Every morning, Sarah opens her laptop with a plan.

Today she’s going to finish the strategic analysis her director needs by Friday.

But first, she checks Slack. Then email. Then she updates three different spreadsheets so everyone knows her project status. An hour later, she’s in a stand-up meeting explaining what she just typed into those spreadsheets.

By lunch, she’s spent four hours on work about work—and hasn’t touched the analysis she was actually hired to produce.

Sarah isn’t lazy. She isn’t inefficient. She’s experiencing a systemic problem that affects modern teams everywhere.


What Is Work About Work?

At the Work Management Institute, we define work about work as the coordination, communication, and administrative effort required to organize work—separate from the work that actually creates value.

It includes:

  • Status updates and progress reporting

  • Searching for information across disconnected tools

  • Clarifying responsibilities and ownership

  • Managing shifting priorities and deadlines

  • Attending meetings that exist primarily to “stay aligned”

  • Context switching between apps, channels, and conversations

These activities are necessary—but when unmanaged, they quietly consume the majority of a team’s capacity.

Multiple industry studies consistently show that knowledge workers spend around 60% of their time on work about work. On an eight-hour day, that leaves just over three hours for deep, value-creating work.


Why Work About Work Is Exploding

The modern workplace didn’t create this problem intentionally.

Collaboration tools promised alignment, speed, and transparency. Instead, many organizations layered tools on top of broken systems.

Today, the average knowledge worker:

  • Juggles 8–12 applications daily

  • Switches context dozens of times per hour

  • Lives in a constant state of partial attention

Work about work feels productive. Calendars are full. Messages are flowing. Updates are being shared.

Yet strategic work keeps slipping—because coordination has become the work.

The real cost isn’t frustration. It’s lost organizational capacity.

A 50-person team spending 60% of its time on work about work is effectively operating like a 20-person team—while paying 50 salaries.


The Four Root Causes of Work About Work

Through our research and practitioner work, we see work about work grow when four conditions exist:

1. Lack of Clarity

When goals, priorities, or expectations aren’t explicit, people compensate by asking questions. Every clarification becomes another meeting, message, or follow-up.

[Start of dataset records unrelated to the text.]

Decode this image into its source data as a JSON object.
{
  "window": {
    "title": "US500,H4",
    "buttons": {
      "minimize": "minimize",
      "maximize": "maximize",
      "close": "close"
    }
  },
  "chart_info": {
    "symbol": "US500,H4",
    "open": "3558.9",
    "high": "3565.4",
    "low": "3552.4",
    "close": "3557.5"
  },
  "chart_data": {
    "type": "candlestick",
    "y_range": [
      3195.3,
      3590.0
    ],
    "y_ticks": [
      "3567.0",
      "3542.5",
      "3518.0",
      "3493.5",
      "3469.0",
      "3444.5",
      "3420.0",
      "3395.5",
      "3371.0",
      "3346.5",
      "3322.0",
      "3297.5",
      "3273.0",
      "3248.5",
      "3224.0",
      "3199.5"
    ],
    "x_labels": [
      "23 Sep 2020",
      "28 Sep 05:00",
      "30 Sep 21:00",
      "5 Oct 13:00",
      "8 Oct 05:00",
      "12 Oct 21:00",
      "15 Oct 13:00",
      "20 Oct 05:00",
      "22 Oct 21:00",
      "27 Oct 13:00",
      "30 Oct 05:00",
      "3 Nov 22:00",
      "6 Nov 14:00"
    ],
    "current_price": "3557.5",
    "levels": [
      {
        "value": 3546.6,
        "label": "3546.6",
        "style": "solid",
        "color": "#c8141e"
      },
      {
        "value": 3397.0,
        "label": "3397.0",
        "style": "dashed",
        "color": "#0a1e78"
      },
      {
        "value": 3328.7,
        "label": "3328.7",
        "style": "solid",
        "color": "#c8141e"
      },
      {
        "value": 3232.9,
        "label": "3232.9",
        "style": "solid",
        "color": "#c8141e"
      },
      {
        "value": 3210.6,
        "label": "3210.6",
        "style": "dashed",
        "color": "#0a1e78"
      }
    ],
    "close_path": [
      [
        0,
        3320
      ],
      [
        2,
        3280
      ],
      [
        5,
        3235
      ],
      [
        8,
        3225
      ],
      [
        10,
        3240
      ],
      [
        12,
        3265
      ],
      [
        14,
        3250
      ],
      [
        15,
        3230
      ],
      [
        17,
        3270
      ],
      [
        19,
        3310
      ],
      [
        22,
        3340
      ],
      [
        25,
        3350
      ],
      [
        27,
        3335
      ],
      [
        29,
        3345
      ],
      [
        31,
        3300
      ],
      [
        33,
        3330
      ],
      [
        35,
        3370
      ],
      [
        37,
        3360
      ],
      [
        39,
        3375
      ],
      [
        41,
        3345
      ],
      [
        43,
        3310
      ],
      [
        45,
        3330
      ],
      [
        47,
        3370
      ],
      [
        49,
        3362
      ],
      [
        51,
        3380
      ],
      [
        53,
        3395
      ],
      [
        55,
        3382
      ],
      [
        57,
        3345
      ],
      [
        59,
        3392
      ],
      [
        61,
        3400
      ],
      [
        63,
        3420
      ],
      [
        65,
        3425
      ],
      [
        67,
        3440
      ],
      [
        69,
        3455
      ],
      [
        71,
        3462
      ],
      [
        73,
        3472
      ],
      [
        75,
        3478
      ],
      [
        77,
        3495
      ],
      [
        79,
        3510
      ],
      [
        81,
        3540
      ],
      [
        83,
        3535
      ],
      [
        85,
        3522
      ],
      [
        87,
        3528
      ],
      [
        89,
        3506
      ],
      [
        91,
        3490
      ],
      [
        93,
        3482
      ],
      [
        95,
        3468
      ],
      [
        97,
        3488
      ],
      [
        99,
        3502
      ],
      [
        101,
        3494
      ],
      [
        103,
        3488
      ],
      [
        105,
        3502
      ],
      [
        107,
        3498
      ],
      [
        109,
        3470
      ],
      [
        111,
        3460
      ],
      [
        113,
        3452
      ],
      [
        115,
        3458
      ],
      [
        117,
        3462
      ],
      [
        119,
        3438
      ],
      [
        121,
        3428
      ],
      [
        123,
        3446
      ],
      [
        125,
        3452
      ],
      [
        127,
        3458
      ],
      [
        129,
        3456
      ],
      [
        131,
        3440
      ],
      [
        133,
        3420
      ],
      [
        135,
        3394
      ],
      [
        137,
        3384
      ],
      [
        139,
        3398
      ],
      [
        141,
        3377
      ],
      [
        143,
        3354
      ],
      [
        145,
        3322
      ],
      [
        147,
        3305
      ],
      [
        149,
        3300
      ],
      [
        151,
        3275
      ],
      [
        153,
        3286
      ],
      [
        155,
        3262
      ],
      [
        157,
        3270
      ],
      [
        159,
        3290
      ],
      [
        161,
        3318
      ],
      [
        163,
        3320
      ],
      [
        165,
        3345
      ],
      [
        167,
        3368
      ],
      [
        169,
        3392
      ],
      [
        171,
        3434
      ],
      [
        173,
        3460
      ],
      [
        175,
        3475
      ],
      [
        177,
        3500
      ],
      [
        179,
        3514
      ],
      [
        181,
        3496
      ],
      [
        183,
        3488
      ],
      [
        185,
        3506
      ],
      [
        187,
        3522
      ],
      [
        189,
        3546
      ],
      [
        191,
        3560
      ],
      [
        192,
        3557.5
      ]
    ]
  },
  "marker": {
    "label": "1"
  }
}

2. Tool Proliferation Without System Design

Email, chat, documents, spreadsheets, and project tools each hold fragments of the truth. Teams spend their time translating work instead of doing it.


3. Synchronous-First Collaboration

When collaboration defaults to meetings and real-time interruptions, deep work becomes the exception—not the norm.


4. No Single Source of Truth

Without one authoritative place where work lives, teams duplicate tracking, reconcile conflicting information, and constantly “sync.”


The Work Management Solution

Reducing work about work isn’t about working harder—or buying another tool.

It’s about treating work management as a discipline.

Effective work management creates systems where:

  • Work is visible by default

  • Context travels with the work

  • Ownership is explicit

  • Communication is purposeful

  • Asynchronous collaboration is the norm


This is the problem the C4 Flywheel is designed to solve:

Clarity → Everyone understands what needs to happen and why

Coordination → Work moves smoothly across people and teams

Completion → Work finishes and delivers real value

Collaboration → People contribute with minimal friction

Each element reduces work about work. Together, they restore capacity.


What This Looks Like in Practice

Organizations that successfully reduce work about work consistently implement:

  • A single platform where plans, progress, and context live together

  • Standardized intake and prioritization processes

  • Automated or system-generated status visibility

  • Clear responsibility frameworks embedded into workflows

  • Regular audits of meetings and recurring coordination rituals

  • Explicit async-first communication norms

The goal isn’t to eliminate coordination—it’s to make coordination intentional, proportional, and value-aligned.


Why This Is a Strategic Imperative

Work about work is not a productivity problem.

It’s a capacity problem.

Every hour spent reconciling status is an hour not spent on strategy, innovation, or customer value. Over time, these small inefficiencies compound into massive strategic drag.

Organizations that master work management don’t just move faster—they unlock a structural advantage: more effective output with less burnout.


Where to Start

If you want to reduce work about work:

  1. Measure it — Track where time actually goes for one week

  2. Audit your tools — More tools often mean more translation

  3. Question your meetings — Which exist due to unclear work?

  4. Commit to one source of truth — Duplication creates permanent overhead

  5. Invest in work management capability — Tools without discipline don’t scale


The Future Belongs to Teams That Manage Work Well

The organizations that will thrive in the next decade won’t be the busiest.

They’ll be the ones that make work visible, coordinated, and flowing—so people can focus on the work that actually matters.